I'm sure that can't be the case, but can't really see where the flaw is.
Maybe some confusion re weight/mass. Or re different methods of weighing.
Or perhaps a fish-type-weighing of an object doesn't actually give a lower
weight once it's floating. Or maybe it's something to do with specific gravity?
Any ideas?
Replies:
Alan,
What you are forgetting is Newton's third law: For every force, there is an
equal-sized but opposite reaction force. When the water pushes up on the
fish, the fish also pushes down on the water with the same force. Any
change to the weight of the tub, water, and fish due to the water
pushing up on the fish is balanced by the fish pushing down on the water.
The total force needed to support tub, water, AND fish together remains the
same.
Dr. Ken Mellendorf
Nope. The object plus the tub of water still has a mass of 2000g + 200g.
Just as if you had rested the object on a 2kg block of wood.
I'm sure that can't be the case, but can't really see where the flaw is.

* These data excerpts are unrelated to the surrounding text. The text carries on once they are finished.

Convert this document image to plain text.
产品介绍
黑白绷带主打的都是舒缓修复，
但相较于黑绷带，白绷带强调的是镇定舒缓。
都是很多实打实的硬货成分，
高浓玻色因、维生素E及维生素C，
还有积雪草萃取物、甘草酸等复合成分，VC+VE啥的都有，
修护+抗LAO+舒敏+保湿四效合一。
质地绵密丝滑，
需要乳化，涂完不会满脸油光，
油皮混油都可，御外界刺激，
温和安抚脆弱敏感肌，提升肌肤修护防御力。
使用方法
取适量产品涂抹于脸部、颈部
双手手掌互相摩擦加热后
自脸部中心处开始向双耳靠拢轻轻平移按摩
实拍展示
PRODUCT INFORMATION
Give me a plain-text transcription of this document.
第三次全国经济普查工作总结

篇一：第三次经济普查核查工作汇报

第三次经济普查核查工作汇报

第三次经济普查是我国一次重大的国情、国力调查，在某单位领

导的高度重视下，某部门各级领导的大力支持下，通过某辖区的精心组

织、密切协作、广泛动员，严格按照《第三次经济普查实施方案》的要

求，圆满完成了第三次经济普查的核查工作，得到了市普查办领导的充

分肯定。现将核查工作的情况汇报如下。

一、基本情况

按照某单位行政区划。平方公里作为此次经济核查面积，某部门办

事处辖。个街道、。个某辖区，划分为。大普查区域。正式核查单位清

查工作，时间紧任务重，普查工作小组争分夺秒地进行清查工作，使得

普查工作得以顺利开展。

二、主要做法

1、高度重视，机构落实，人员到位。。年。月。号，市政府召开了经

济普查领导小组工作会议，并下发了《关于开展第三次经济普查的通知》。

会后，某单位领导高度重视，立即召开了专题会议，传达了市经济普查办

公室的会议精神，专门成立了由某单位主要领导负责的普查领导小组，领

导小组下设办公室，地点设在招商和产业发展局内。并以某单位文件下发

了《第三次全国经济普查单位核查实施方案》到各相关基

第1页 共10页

Maybe some confusion re weight/mass.
That's part of it. The object immersed in water while hanging from the fish
scale still has a mass of 200g (say), part of which is supported by the
water and the rest of which is supported by the fish scale. If you weigh
the water while you dunk the object, you will find that its weight
increases, too, but not by the full 200g. (OK, weight is a force, not a
mass, so it's strictly not expressible in units of g, but you know what I
mean.) The shortfall, of course, will be the weight supported by the fish
scale. If you drop the object and let it sink to the bottom of the bucket,
THEN the bucket + water + object will have a "weight" of 2200g.
Or re different methods of weighing.
Weighing by a spring tells the force pulling an object toward earth. It is
determined by allowing the spring to fully resist the gravitational force
(that is, to keep the object from falling), and seeing how much force the
spring had to apply to do that. If something besides the spring also pushes
up on the object, obviously the spring won't record the full weight of the
object
Or perhaps a fish-type-weighing of an object doesn't actually give a
lower weight once it's floating.
This is easy to test. Does it or doesn't it? I say it WILL record a lower
weight.
Or maybe it's something to do with specific gravity?

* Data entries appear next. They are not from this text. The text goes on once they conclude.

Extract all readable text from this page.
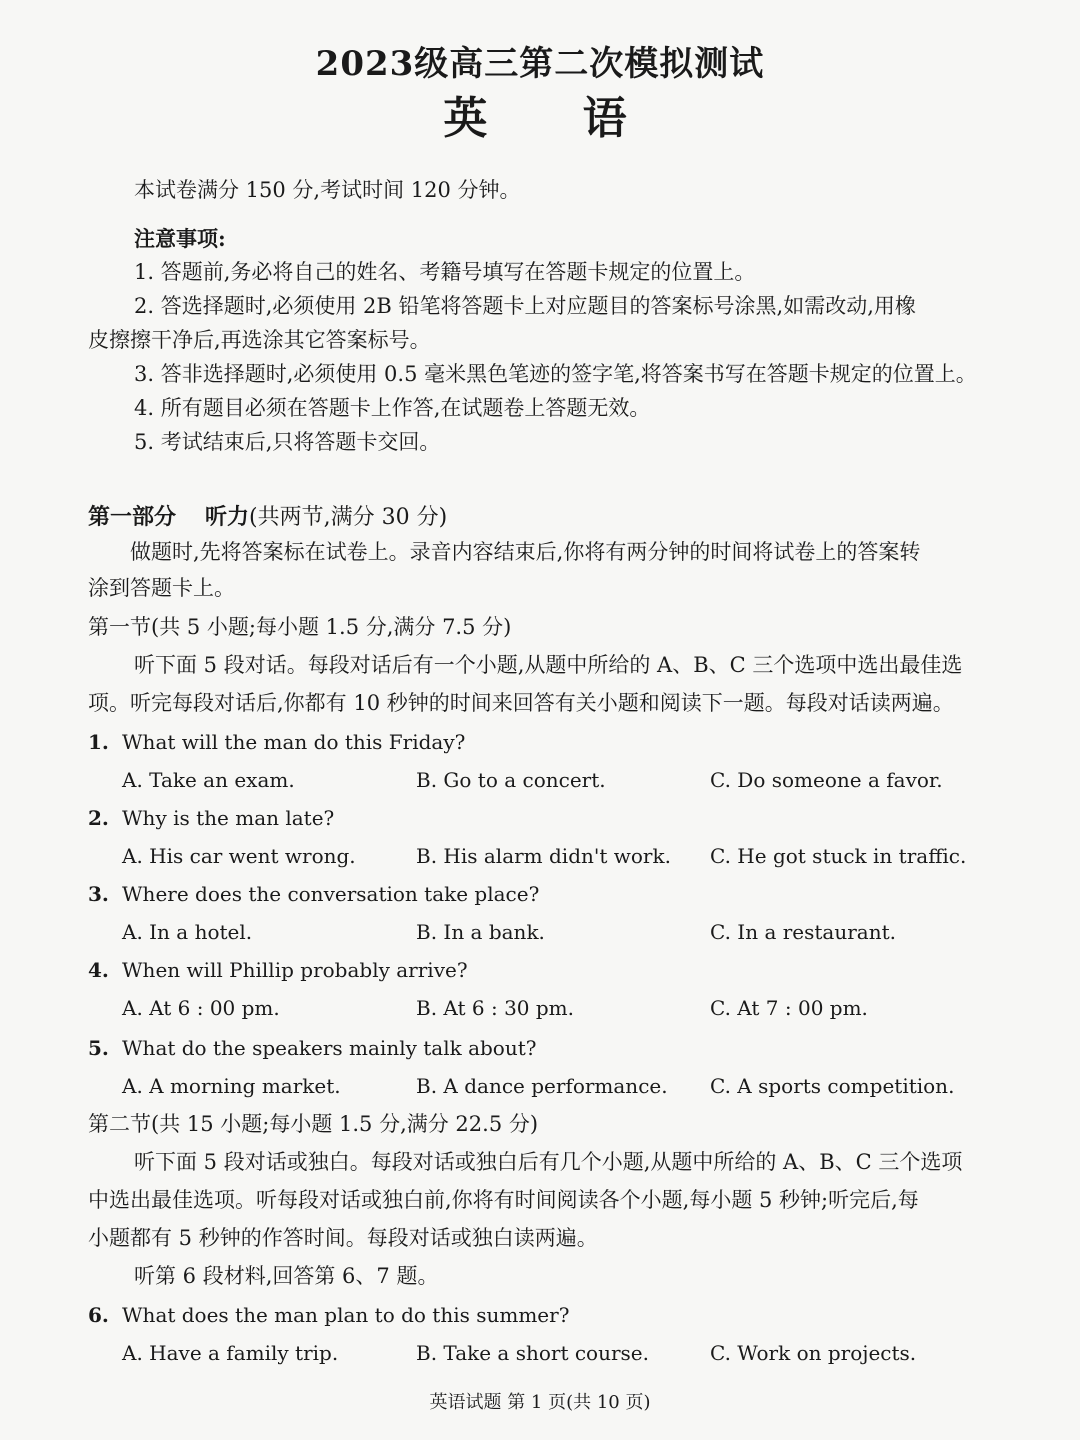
2023级高三第二次模拟测试
英 语
本试卷满分 150 分,考试时间 120 分钟。
注意事项:
1. 答题前,务必将自己的姓名、考籍号填写在答题卡规定的位置上。
2. 答选择题时,必须使用 2B 铅笔将答题卡上对应题目的答案标号涂黑,如需改动,用橡
皮擦擦干净后,再选涂其它答案标号。
3. 答非选择题时,必须使用 0.5 毫米黑色笔迹的签字笔,将答案书写在答题卡规定的位置上。
4. 所有题目必须在答题卡上作答,在试题卷上答题无效。
5. 考试结束后,只将答题卡交回。
第一部分 听力(共两节,满分 30 分)
做题时,先将答案标在试卷上。录音内容结束后,你将有两分钟的时间将试卷上的答案转
涂到答题卡上。
第一节(共 5 小题;每小题 1.5 分,满分 7.5 分)
听下面 5 段对话。每段对话后有一个小题,从题中所给的 A、B、C 三个选项中选出最佳选
项。听完每段对话后,你都有 10 秒钟的时间来回答有关小题和阅读下一题。每段对话读两遍。
1. What will the man do this Friday?
A. Take an exam.	B. Go to a concert.	C. Do someone a favor.
2. Why is the man late?
A. His car went wrong.	B. His alarm didn't work. C. He got stuck in traffic.
3. Where does the conversation take place?
A. In a hotel.	B. In a bank.	C. In a restaurant.
4. When will Phillip probably arrive?
A. At 6 : 00 pm.	B. At 6 : 30 pm.	C. At 7 : 00 pm.
5. What do the speakers mainly talk about?
A. A morning market.	B. A dance performance. C. A sports competition.
第二节(共 15 小题;每小题 1.5 分,满分 22.5 分)
听下面 5 段对话或独白。每段对话或独白后有几个小题,从题中所给的 A、B、C 三个选项
中选出最佳选项。听每段对话或独白前,你将有时间阅读各个小题,每小题 5 秒钟;听完后,每
小题都有 5 秒钟的作答时间。每段对话或独白读两遍。
听第 6 段材料,回答第 6、7 题。
6. What does the man plan to do this summer?
A. Have a family trip.	B. Take a short course.	C. Work on projects.
英语试题 第 1 页(共 10 页)
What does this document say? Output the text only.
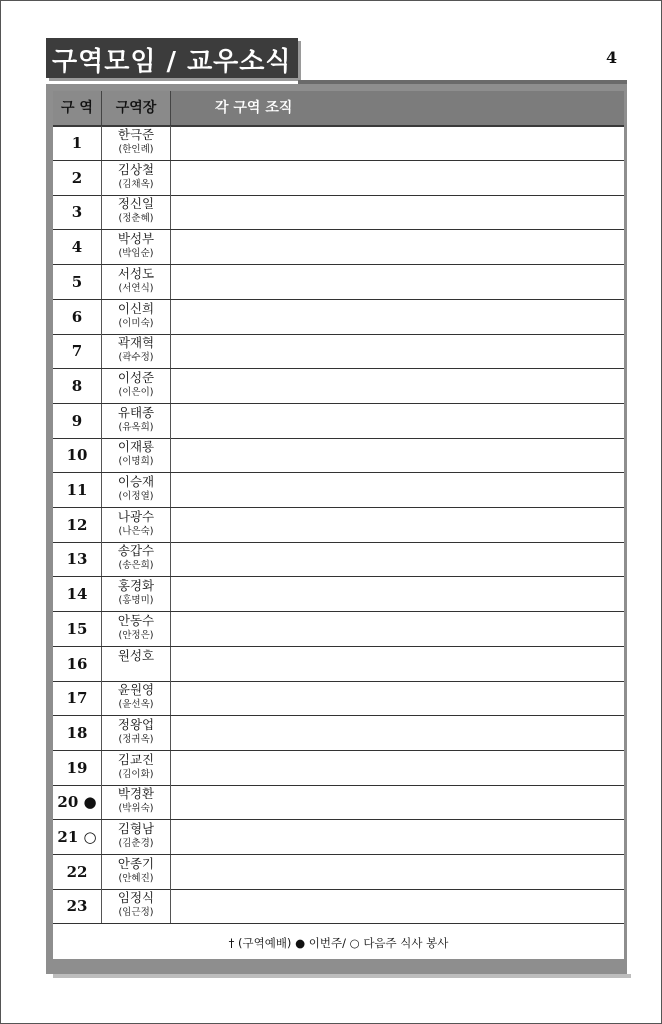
구역모임 / 교우소식	4
구 역	구역장	각 구역 조직
1	한극준
(한인례)
2	김상철
(김채옥)
3	정신일
(정춘혜)
4	박성부
(박임순)
5	서성도
(서연식)
6	이신희
(이미숙)
7	곽재혁
(곽수정)
8	이성준
(이은이)
9	유태종
(유옥희)
10	이재룡
(이명희)
11	이승재
(이정열)
12	나광수
(나은숙)
13	송갑수
(송은희)
14	홍경화
(홍명미)
15	안동수
(안정은)
16	원성호
17	윤원영
(윤선옥)
18	정왕업
(정귀옥)
19	김교진
(김이화)
20 ●	박경환
(박위숙)
21 ○	김형남
(김춘경)
22	안종기
(안혜진)
23	임정식
(임근정)
† (구역예배) ● 이번주/ ○ 다음주 식사 봉사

Not really. If the object has a larger specific gravity than the water, it
will sink and the fish scale will record a weight lower than the full weight
of the object. If the object has a smaller specific gravity than water, it
will float and the fish scale will record a weight of zero. It's just a
matter of what fraction of the total is supported by the water.
Richard E. Barrans Jr., Ph.D.
Assistant Director
PG Research Foundation, Darien, Illinois
Yes. The water is not supplying all of the force required to keep the
200 g object from falling. (If it were, your scale would measure
zero.) The scale underneath the tub just has to support the tub, the
water, and the force the water exerts on the suspended object.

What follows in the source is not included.